In each of Town Meeting’s nine local precinct races, seven to eight seats are open, overwhelmingly for three-year terms. Precinct 7 is technically the only contested race (Precinct 9 was contested until this week, but incumbent Town Meeting Member Michael Schroeder recently passed away). In Precinct 8, on the other hand, only five candidates are running for seven available seats – meaning write-in candidates with a majority of votes could fill both empty seats. In all other precincts, the number of candidates matches the number of empty seats.

The majority of candidates running for Town Meeting seats are incumbents, but there are a few new candidates in the mix. You can view the full list of candidates by precinct here.

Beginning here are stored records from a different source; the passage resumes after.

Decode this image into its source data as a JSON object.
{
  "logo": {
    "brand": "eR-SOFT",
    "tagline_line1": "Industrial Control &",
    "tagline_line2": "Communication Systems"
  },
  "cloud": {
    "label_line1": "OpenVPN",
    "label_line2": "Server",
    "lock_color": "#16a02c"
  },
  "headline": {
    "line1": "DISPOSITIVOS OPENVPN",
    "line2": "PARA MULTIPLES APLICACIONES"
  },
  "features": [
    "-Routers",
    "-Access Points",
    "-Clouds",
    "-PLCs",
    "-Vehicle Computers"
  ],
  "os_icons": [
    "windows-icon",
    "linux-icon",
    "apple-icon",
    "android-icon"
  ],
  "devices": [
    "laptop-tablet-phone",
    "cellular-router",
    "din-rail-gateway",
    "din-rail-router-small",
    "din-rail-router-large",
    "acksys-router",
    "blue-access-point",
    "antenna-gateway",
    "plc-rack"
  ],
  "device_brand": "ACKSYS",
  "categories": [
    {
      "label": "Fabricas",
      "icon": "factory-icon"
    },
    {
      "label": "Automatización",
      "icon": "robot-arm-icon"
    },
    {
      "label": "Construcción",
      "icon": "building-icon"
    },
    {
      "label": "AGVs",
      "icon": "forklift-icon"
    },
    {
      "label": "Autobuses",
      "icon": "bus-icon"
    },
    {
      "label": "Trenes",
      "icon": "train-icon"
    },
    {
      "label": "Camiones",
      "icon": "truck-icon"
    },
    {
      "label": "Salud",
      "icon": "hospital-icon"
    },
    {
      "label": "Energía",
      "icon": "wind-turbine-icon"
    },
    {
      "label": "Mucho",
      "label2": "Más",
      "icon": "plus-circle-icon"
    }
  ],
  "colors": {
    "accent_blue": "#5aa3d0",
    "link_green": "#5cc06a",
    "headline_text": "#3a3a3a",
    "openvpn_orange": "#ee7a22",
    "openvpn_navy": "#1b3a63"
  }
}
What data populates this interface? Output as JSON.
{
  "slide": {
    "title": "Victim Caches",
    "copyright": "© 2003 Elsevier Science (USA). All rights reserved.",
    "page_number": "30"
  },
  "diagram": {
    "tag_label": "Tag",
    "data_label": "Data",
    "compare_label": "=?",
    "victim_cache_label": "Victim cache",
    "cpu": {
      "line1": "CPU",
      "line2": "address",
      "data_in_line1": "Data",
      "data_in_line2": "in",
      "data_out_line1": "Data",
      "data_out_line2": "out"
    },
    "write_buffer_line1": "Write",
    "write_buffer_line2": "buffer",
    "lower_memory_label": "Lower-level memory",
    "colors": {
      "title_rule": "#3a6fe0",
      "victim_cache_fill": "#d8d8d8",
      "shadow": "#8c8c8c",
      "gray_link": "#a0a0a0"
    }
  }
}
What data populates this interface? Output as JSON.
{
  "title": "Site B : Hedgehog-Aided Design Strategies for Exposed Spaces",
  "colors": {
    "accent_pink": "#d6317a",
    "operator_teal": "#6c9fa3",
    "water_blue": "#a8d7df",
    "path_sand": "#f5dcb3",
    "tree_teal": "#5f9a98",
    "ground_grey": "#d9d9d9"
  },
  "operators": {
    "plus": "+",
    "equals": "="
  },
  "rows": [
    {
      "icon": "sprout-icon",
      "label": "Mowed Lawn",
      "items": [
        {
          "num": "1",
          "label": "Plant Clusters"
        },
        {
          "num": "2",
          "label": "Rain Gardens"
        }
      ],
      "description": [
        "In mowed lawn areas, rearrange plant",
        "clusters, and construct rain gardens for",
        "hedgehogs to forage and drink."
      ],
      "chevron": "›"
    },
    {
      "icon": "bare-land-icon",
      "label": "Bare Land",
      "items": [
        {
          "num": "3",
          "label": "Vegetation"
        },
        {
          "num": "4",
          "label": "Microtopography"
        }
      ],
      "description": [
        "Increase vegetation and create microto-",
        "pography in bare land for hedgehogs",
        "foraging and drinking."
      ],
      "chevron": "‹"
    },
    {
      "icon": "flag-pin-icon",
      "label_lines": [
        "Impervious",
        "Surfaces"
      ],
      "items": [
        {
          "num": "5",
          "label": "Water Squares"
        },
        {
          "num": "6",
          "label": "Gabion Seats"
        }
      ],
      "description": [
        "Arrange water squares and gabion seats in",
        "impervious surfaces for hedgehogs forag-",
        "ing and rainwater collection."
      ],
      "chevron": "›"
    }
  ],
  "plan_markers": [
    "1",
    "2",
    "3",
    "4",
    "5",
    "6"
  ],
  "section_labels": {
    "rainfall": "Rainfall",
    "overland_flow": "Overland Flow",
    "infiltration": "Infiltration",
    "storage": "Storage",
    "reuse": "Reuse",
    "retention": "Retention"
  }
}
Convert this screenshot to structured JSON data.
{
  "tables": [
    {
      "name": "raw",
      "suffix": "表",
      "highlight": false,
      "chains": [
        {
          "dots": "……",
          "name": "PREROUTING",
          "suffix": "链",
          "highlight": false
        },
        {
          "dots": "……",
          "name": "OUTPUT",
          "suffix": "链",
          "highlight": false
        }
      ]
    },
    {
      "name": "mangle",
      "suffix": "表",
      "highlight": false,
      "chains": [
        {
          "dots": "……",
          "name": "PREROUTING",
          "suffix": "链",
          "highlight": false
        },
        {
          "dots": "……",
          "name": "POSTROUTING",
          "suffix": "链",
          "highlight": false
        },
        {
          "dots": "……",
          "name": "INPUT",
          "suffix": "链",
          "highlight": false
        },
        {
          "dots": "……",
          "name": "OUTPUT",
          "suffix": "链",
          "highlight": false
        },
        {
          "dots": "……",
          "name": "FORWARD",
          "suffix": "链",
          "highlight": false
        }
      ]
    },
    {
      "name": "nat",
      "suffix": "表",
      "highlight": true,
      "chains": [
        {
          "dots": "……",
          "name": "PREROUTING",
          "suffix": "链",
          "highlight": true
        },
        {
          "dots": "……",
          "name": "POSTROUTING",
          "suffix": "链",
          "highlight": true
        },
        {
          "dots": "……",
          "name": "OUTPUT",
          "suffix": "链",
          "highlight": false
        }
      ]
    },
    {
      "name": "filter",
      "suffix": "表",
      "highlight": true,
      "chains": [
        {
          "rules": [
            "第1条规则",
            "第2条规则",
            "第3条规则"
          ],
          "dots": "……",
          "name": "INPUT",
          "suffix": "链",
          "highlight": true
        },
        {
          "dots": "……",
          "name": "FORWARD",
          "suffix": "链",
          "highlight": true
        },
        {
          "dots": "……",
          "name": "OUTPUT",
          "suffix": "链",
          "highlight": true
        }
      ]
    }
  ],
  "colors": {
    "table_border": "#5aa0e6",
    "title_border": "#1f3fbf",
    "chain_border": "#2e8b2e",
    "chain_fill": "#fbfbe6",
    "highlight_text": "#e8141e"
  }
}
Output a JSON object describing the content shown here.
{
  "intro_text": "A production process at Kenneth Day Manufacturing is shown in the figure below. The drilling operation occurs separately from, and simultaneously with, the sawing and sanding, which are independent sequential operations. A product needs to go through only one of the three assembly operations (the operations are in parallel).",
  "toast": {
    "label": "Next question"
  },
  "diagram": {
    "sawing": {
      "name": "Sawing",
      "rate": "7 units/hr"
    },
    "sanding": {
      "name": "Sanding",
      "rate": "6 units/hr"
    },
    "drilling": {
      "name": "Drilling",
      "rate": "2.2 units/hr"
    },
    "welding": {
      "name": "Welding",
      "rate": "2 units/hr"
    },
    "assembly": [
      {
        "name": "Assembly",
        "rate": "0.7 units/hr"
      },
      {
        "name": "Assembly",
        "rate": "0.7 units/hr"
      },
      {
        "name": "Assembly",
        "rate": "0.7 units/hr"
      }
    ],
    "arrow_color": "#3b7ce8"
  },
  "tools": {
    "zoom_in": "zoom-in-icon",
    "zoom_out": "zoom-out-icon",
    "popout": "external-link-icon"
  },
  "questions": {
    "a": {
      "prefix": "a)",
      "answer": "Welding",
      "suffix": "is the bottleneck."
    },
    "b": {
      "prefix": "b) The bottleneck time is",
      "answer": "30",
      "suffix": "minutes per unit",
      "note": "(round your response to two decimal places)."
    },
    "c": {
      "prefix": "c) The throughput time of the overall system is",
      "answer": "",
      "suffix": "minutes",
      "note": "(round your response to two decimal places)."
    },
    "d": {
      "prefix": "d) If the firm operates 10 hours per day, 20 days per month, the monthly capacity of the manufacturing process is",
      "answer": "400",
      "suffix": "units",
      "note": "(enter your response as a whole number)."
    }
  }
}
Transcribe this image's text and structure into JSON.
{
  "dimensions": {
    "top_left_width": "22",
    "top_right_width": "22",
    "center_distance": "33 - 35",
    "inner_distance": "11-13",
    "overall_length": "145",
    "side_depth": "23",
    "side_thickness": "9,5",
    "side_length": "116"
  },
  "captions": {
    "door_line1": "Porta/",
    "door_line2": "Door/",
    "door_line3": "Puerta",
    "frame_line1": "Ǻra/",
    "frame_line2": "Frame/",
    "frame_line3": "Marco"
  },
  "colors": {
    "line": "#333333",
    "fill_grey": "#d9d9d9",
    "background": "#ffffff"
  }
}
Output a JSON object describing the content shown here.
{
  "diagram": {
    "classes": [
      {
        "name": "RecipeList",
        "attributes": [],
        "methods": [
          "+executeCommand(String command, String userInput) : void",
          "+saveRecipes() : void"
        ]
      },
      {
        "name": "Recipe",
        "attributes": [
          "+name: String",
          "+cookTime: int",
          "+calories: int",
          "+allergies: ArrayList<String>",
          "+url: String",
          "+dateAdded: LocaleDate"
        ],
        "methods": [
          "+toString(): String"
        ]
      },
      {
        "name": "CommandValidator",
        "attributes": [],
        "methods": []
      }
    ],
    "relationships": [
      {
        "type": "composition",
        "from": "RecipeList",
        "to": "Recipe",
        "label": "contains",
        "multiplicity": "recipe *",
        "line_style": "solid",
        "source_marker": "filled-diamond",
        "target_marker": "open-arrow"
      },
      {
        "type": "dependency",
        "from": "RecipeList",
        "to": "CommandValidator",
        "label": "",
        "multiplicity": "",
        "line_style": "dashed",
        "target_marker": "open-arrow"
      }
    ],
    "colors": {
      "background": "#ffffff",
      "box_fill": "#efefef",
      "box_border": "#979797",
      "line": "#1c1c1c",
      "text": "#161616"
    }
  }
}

If you’re interested in meeting and hearing from the candidates, you can check out a list of upcoming candidate forums below. We’ll update this list with additional information as we receive it: 

  • League of Women Voters Candidates Forum: Thursday, Feb. 16, 7 p.m., Clarke Middle School, 17 Stedman Rd. Will be recorded by LexMedia.
  • East Lexington Community Association (ELCA) and Indian Americans Getting Involved Group (iGIG) Candidates Forum: Saturday, Feb. 25, 11 a.m., Lexington Community Center, 39 Marrett Rd. Will be recorded by LexMedia.
  • PTA/O Presidents Council Candidates Forum: Q&A with School Committee candidate Sara Cuthbertson. Thursday, March 2, 5:30 p.m., at the Community Center in room 237. Zoom link available by RSVP.
  • South Lexington Civic Association (SLCA) Candidates Forum: Thursday, March 2, 7:30 p.m. via Zoom.
  • Merriam Hill Association Candidates Forum: Will be held in conjunction with its annual general meeting, Sunday, March 5, 3-5 p.m., at the parish hall of St. Nicholas Greek Orthodox Church, 17 Meriam St.

Polls will open on March 6 from 7 a.m. to 8 p.m. Find out more about how to vote early or on Election Day here.

With additional reporting by Jeri Zeder

Join the Conversation


  1. How can the town bring greater visibility for these elections in order to spur greater civic engagement? This is a real failing of the town’s governance.